A couple of weeks ago I wrote a column discussing the Medicare Therapy caps for rehabilitation services and what it meant to Medicare participants. I wanted to follow-up and share the good news and the “not so good news.”
First lets clarify the difference between Medicare Part A and B. Medicare Part A covers hospital stays, skilled nursing care, hospice and home heath services. Part B covers outpatient care, preventative services, ambulance services and durable medical equipment.
The good news is that on Feb 9th Congress passed a $500 billion bipartisan budget deal to fund the US government through March 23, 2018. Included in this budget deal was a permanent solution to the hard therapy cap.
What does this mean for Medicare recipient?
In 2017, Medicare Part B payed $1980 annually for physical and speech therapy services combined. In 2017 there was a way to add a modifier to continue to bill Medicare for services. It was required that the services were deemed medically necessary. This was called the exceptions process. In early 2018 there was “no” exceptions process as the therapy cap had expired. Now with the new legislation, the amount paid for therapy services has been increased to $2010 for each - meaning physical and occupational therapy services will each have a $2010 limit. The legislation also permanently fixed the system so that there would always be a way to bill for medically necessary outpatient services (Medicare Part B).
When would you need these services? Strokes, hip fractures, arthritis, Parkinson’s disease and total joint replacement conditions (just to name a few) typically require extensive therapy for patients to learn how to speak, feed themselves, walk, and manage the tasks of everyday living.
Now we can’t provide therapy forever. The legislation created a limit on services. Previously the limit was $3700. The limit has been lowered to $3000. If you reach $3000 in therapy services an additional medical review may be required. The limit doesn’t necessarily mean that Medicare “won’t” pay any additional money, it just means that they will review the case.
The “not so good news.”
The bad news is that Congress chose to offset the cost of the permanent therapy cap fix (estimated at $6.47 billion) by adding a last-minute addition of a payment differential. Beginning in 2022, physical therapist assistants (PTAs) and certified occupational therapy assistants (COTAs) payment for services will be reduced by 15 percent. These are licensed physical and occupational therapist extenders similar to the role physician assistants (PA) and nurse practitioners (NP) fill in providing services. A 15 percent cut in reimbursement will make it even more difficult for outpatient clinics to continue to be viable and provide quality services.

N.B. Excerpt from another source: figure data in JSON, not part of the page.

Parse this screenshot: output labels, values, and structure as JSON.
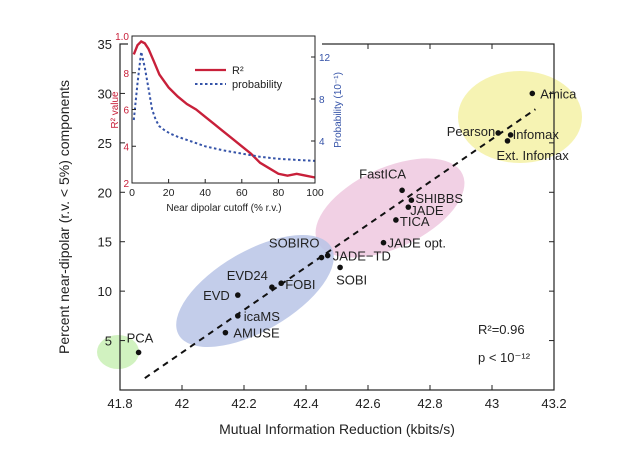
{
  "chart_data": [
    {
      "type": "scatter",
      "xlabel": "Mutual Information Reduction (kbits/s)",
      "ylabel": "Percent near-dipolar (r.v. < 5%) components",
      "xlim": [
        41.8,
        43.2
      ],
      "ylim": [
        0,
        35
      ],
      "xticks": [
        "41.8",
        "42",
        "42.2",
        "42.4",
        "42.6",
        "42.8",
        "43",
        "43.2"
      ],
      "yticks": [
        "5",
        "10",
        "15",
        "20",
        "25",
        "30",
        "35"
      ],
      "grid": false,
      "points": [
        {
          "label": "PCA",
          "x": 41.86,
          "y": 3.8
        },
        {
          "label": "AMUSE",
          "x": 42.14,
          "y": 5.8
        },
        {
          "label": "icaMS",
          "x": 42.18,
          "y": 7.5
        },
        {
          "label": "EVD",
          "x": 42.18,
          "y": 9.6
        },
        {
          "label": "EVD24",
          "x": 42.29,
          "y": 10.4
        },
        {
          "label": "FOBI",
          "x": 42.32,
          "y": 10.8
        },
        {
          "label": "SOBIRO",
          "x": 42.45,
          "y": 13.4
        },
        {
          "label": "JADE−TD",
          "x": 42.47,
          "y": 13.6
        },
        {
          "label": "SOBI",
          "x": 42.51,
          "y": 12.4
        },
        {
          "label": "JADE opt.",
          "x": 42.65,
          "y": 14.9
        },
        {
          "label": "TICA",
          "x": 42.69,
          "y": 17.2
        },
        {
          "label": "JADE",
          "x": 42.73,
          "y": 18.5
        },
        {
          "label": "SHIBBS",
          "x": 42.74,
          "y": 19.2
        },
        {
          "label": "FastICA",
          "x": 42.71,
          "y": 20.2
        },
        {
          "label": "Pearson",
          "x": 43.02,
          "y": 26.0
        },
        {
          "label": "Infomax",
          "x": 43.06,
          "y": 25.8
        },
        {
          "label": "Ext. Infomax",
          "x": 43.05,
          "y": 25.2
        },
        {
          "label": "Amica",
          "x": 43.13,
          "y": 30.0
        }
      ],
      "fit_line": {
        "x": [
          41.88,
          43.14
        ],
        "y": [
          1.2,
          28.4
        ]
      },
      "annotations": [
        "R²=0.96",
        "p < 10⁻¹²"
      ],
      "clusters": [
        {
          "color": "#f4f1a6",
          "members": [
            "Pearson",
            "Infomax",
            "Ext. Infomax",
            "Amica"
          ]
        },
        {
          "color": "#efc8df",
          "members": [
            "FastICA",
            "SHIBBS",
            "JADE",
            "TICA",
            "JADE opt."
          ]
        },
        {
          "color": "#b8c4e6",
          "members": [
            "SOBIRO",
            "JADE−TD",
            "SOBI",
            "EVD24",
            "FOBI",
            "EVD",
            "icaMS",
            "AMUSE"
          ]
        },
        {
          "color": "#c9f0b5",
          "members": [
            "PCA"
          ]
        }
      ]
    },
    {
      "type": "line",
      "inset": true,
      "xlabel": "Near dipolar cutoff (% r.v.)",
      "ylabel": "R² value",
      "y2label": "Probability (10⁻¹)",
      "xlim": [
        0,
        100
      ],
      "ylim": [
        0.2,
        1.0
      ],
      "y2lim": [
        0,
        14
      ],
      "xticks": [
        "0",
        "20",
        "40",
        "60",
        "80",
        "100"
      ],
      "yticks": [
        "2",
        "4",
        "6",
        "8",
        "1.0"
      ],
      "y2ticks": [
        "4",
        "8",
        "12"
      ],
      "legend_position": "top-right",
      "series": [
        {
          "name": "R²",
          "color": "#c8203a",
          "style": "solid",
          "axis": "left",
          "x": [
            1,
            3,
            5,
            7,
            9,
            12,
            15,
            20,
            25,
            30,
            35,
            40,
            45,
            50,
            55,
            60,
            65,
            70,
            75,
            80,
            85,
            90,
            95,
            100
          ],
          "y": [
            0.9,
            0.95,
            0.97,
            0.96,
            0.93,
            0.86,
            0.79,
            0.72,
            0.67,
            0.63,
            0.6,
            0.56,
            0.52,
            0.48,
            0.44,
            0.4,
            0.36,
            0.31,
            0.28,
            0.25,
            0.24,
            0.25,
            0.24,
            0.23
          ]
        },
        {
          "name": "probability",
          "color": "#3553a8",
          "style": "dotted",
          "axis": "right",
          "x": [
            1,
            3,
            5,
            7,
            9,
            11,
            13,
            15,
            18,
            21,
            25,
            30,
            40,
            50,
            60,
            70,
            80,
            90,
            100
          ],
          "y": [
            6.0,
            9.5,
            12.5,
            11.0,
            9.0,
            7.0,
            6.0,
            5.4,
            5.0,
            4.7,
            4.4,
            4.1,
            3.5,
            3.1,
            2.8,
            2.5,
            2.3,
            2.2,
            2.1
          ]
        }
      ]
    }
  ]
}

There are many changes that are occurring with Medicare and the general reimbursement from insurance companies. It is becoming more difficult for private outpatient clinics to keep their doors open. Most patients receiving physical therapy services don’t realize that the provider is likely to only receive 40 percent or less reimbursement.
Changes to Medicare typically trickles down to other insurances. If this happens, outpatient clinics will receive less reimbursement for providing care with licensed assistants. Clinics may be required to choose not to hire licensed assistants and replace these extenders with unlicensed personnel in order to remain a viable business.
I don’t know when or how we will find solutions to our health care issues. I am concerned that as reimbursements continue to decrease that we will be required to see more volume of patients with fewer licensed staff. I believe everyone deserves to reach their full potential after an injury, a stroke, or due to a disease process or a fracture. We must stay alert and active in knowing about these small changes that are taking away our opportunity to return to the highest possible level of movement or function.